A multi-billion dollar industry, the global potash market is largely producer-controlled, and centred in just a few key producing nations, including Russia, Canada, Belarus, and Germany.
Canpotex handles offshore marketing for Saskatchewan potash producers Nutrien and Mosaic, and has been operating since 1972.
Brazil, meanwhile, cannot claim a burgeoning MOP industry of its own. In fact, despite being the world’s largest net exporter of agricultural products, the country imports 94% of its MOP from mines as far afield as 20,000km distant.
As such, with the majority of Brazil’s MOP suppliers based far from its shores, Canpotex’s in-country sales arm may allow the Canadian major to meet potential customers, smooth established relationships, and straighten supply lines faster than its distantly-headquartered rivals.
Canpotex also has the strength of a long-established trade route behind it, having exported 35m tonnes of potash to the nation since the company’s inception.
The move to set up domestically is also a savvy one in light of news in January that the nation’s former-largest MOP producer, Vale Fertilizantes, had sold its fertilizer division to US major Mosaic - removing a key competitor from the Brazilian domestic market.
Under a revised agreement, Mosaic bought Vale for $1.15bn in cash and 34.2m in shares.
Underlining the company’s thinking, Canpotex CEO Ken Seitz adds: “Brazil is among Canpotex’s most important markets, with almost a quarter of our potash destined for Brazilian customers.

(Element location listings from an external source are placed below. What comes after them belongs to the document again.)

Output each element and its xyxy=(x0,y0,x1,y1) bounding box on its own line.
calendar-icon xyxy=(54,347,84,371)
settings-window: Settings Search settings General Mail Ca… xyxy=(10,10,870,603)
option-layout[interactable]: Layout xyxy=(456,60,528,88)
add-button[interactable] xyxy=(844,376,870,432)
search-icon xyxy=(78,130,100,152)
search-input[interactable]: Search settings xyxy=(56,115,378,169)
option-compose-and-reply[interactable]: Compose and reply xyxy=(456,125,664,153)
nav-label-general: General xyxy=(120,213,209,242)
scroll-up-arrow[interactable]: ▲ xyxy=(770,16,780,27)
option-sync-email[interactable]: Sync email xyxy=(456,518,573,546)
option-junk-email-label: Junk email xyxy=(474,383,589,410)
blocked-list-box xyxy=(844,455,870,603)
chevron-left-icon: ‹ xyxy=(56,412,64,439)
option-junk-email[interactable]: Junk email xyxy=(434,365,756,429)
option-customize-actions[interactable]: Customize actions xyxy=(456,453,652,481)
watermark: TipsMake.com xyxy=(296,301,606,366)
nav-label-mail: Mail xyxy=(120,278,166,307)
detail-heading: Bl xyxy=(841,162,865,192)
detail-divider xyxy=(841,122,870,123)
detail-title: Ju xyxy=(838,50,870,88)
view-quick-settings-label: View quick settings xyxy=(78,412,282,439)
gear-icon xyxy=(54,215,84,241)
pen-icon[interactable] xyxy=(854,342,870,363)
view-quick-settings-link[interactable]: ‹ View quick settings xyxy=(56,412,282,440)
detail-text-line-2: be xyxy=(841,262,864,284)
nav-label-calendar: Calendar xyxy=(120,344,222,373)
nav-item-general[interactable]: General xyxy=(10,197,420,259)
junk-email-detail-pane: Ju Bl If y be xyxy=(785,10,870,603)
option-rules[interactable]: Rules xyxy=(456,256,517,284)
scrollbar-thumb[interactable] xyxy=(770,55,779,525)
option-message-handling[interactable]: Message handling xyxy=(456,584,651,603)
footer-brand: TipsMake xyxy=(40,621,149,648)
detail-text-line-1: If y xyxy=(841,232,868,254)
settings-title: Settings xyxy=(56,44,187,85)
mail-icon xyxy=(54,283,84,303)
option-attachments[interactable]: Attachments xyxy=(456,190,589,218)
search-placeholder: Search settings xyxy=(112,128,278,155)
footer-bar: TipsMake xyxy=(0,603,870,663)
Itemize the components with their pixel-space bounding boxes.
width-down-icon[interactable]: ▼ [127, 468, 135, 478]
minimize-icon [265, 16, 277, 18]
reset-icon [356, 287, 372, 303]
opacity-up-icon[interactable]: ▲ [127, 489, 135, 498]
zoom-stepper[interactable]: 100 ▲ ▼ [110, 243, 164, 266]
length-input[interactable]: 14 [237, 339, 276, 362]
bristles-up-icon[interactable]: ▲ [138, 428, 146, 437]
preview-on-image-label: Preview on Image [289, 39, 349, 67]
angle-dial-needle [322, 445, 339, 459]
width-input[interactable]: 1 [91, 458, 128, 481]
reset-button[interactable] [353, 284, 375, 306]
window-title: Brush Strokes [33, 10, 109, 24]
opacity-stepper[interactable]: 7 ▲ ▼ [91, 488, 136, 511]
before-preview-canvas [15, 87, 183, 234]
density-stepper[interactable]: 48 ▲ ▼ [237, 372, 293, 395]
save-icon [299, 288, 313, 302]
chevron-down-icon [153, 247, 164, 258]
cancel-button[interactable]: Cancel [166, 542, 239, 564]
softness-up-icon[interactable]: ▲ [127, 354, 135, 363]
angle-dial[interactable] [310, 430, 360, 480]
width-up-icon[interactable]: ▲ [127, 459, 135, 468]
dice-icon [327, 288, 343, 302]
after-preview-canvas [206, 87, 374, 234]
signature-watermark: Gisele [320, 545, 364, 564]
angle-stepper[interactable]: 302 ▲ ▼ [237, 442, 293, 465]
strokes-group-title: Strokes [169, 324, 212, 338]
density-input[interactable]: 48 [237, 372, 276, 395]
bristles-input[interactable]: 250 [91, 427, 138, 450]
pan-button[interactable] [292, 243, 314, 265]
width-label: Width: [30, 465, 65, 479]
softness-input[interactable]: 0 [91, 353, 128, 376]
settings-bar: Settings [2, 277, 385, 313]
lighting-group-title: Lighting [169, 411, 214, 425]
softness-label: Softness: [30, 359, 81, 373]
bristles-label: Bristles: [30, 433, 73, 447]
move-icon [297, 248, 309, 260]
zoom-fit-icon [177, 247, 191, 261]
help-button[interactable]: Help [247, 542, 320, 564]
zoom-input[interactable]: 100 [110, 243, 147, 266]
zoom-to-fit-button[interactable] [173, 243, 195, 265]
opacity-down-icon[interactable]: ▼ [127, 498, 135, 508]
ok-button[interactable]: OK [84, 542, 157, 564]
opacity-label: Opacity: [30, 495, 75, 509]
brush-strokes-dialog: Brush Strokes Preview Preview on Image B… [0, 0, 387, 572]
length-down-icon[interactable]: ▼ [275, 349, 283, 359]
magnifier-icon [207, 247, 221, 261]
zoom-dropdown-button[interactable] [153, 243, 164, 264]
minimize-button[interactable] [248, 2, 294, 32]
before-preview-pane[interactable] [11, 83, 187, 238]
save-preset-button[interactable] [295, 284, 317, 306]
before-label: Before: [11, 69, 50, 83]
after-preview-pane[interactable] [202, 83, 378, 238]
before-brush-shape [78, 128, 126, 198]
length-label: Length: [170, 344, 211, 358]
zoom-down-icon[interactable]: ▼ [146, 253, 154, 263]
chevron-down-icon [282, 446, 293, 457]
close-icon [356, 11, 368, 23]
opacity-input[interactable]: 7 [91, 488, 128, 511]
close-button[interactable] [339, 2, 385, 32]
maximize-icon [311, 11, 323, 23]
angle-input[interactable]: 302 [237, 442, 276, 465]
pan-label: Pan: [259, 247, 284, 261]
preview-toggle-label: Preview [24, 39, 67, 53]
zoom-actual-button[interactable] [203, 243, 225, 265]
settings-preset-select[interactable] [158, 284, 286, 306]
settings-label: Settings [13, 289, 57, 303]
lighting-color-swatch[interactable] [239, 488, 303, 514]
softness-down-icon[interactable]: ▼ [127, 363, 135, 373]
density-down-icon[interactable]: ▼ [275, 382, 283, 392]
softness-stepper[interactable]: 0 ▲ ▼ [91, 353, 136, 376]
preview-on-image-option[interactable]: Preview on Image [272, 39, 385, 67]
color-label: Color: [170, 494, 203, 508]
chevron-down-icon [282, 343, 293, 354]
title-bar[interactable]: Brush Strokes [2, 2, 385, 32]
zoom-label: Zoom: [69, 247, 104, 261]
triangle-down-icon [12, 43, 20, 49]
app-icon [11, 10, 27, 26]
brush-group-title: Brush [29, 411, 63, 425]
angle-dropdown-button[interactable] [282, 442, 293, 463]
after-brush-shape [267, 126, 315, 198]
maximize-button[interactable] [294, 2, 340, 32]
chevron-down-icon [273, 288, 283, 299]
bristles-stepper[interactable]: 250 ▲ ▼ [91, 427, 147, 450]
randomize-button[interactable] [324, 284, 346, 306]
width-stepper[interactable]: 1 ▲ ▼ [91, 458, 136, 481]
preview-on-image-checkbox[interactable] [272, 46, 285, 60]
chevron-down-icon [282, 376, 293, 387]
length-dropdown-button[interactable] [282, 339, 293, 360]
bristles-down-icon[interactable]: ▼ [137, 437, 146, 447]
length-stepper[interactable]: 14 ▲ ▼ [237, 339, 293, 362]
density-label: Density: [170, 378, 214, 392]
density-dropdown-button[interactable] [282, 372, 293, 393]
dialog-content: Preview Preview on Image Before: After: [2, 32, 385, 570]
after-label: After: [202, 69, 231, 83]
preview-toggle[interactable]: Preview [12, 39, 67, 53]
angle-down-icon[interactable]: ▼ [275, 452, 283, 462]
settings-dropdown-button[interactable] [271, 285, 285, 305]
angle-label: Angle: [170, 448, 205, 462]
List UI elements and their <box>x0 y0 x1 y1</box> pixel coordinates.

“Our presence in Brazil will make it easier to stay close to our customers and work directly with distributors to support farmers. Our goal is to capitalise on expected growth in demand in Brazil and improve our position in this already competitive market environment.”

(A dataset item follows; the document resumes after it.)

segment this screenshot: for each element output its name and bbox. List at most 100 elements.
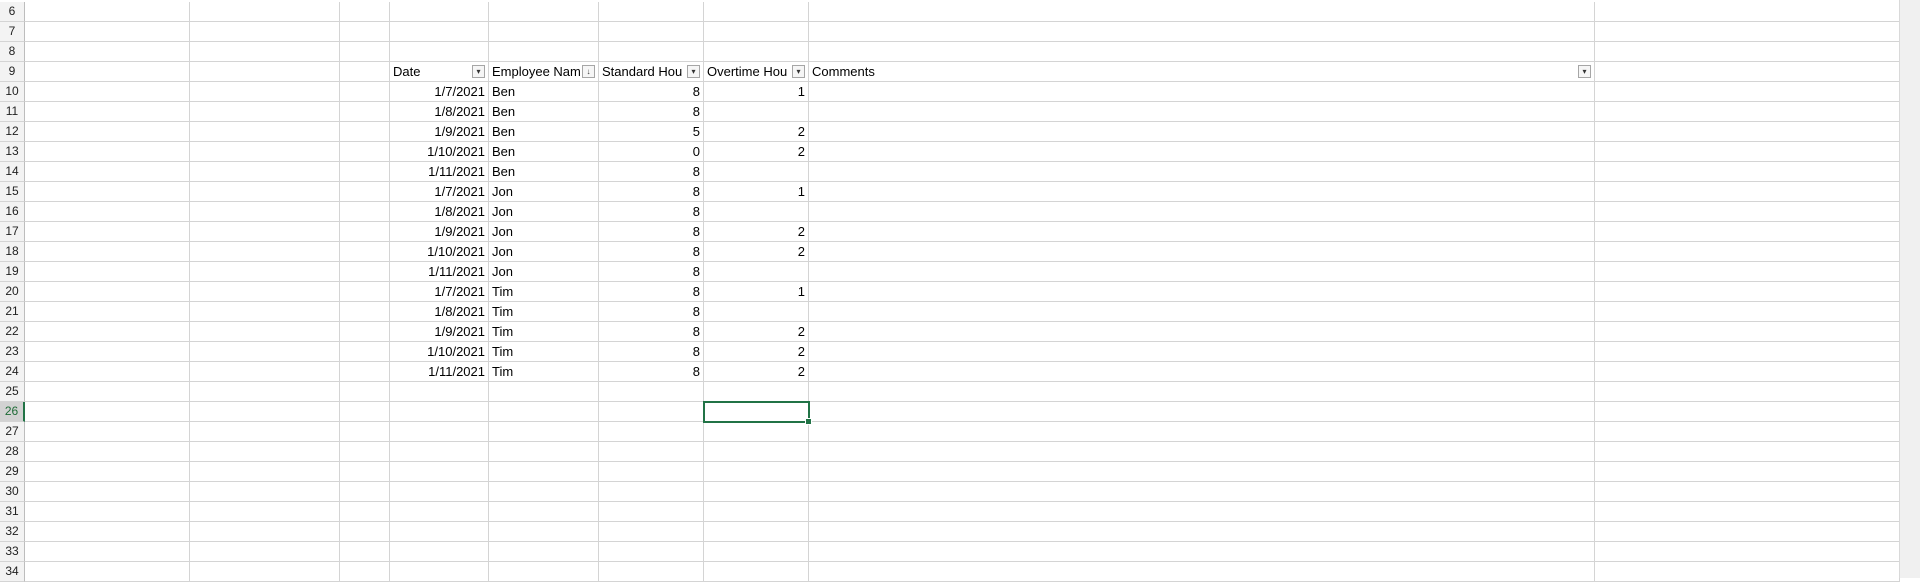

It is easy to see why Brazil is such a key market for the world’s MOP majors: Brazilian granular potash prices edged to $310/tonne CFR (cost and freight) in early April, and are likely to increase further as continued availability concerns, strong demand, and high international freight costs combine to keep producers bullish in their negotiations.
However, despite its soon-to-be-opened domestic beachhead, Canpotex is not the only company looking to capitalise on Brazil’s strengthening position as the world’s breadbasket.
Speaking to ICIS in February, Matt Simpson - CEO of start-up Brazil Potash - said his company’s plan to open a mine in the Amazon means the global majors will be unable to compete on price alone - including Canpotex, with its in-country sales office, but Canadian material.
“That’s where Autazes comes in,” said Simpson, referring to Brazil Potash’s Amazonian claim, which is estimated to contain 87m tonnes of proven material, and 161m tonnes of probable material.
“It’s frankly not possible for the majors to compete with us on price,” he added. “We will have the lowest cost to Brazilian farmers. They can’t get down to our level. In fact, our cost to mine, process, and deliver is less than the majors’ delivery costs alone.”
“Ours is a very disruptive project. The majors will have to sit up and pay attention,” Simpson added.
Perhaps, with its new in-country sales force, Canpotex is indeed “sitting up”.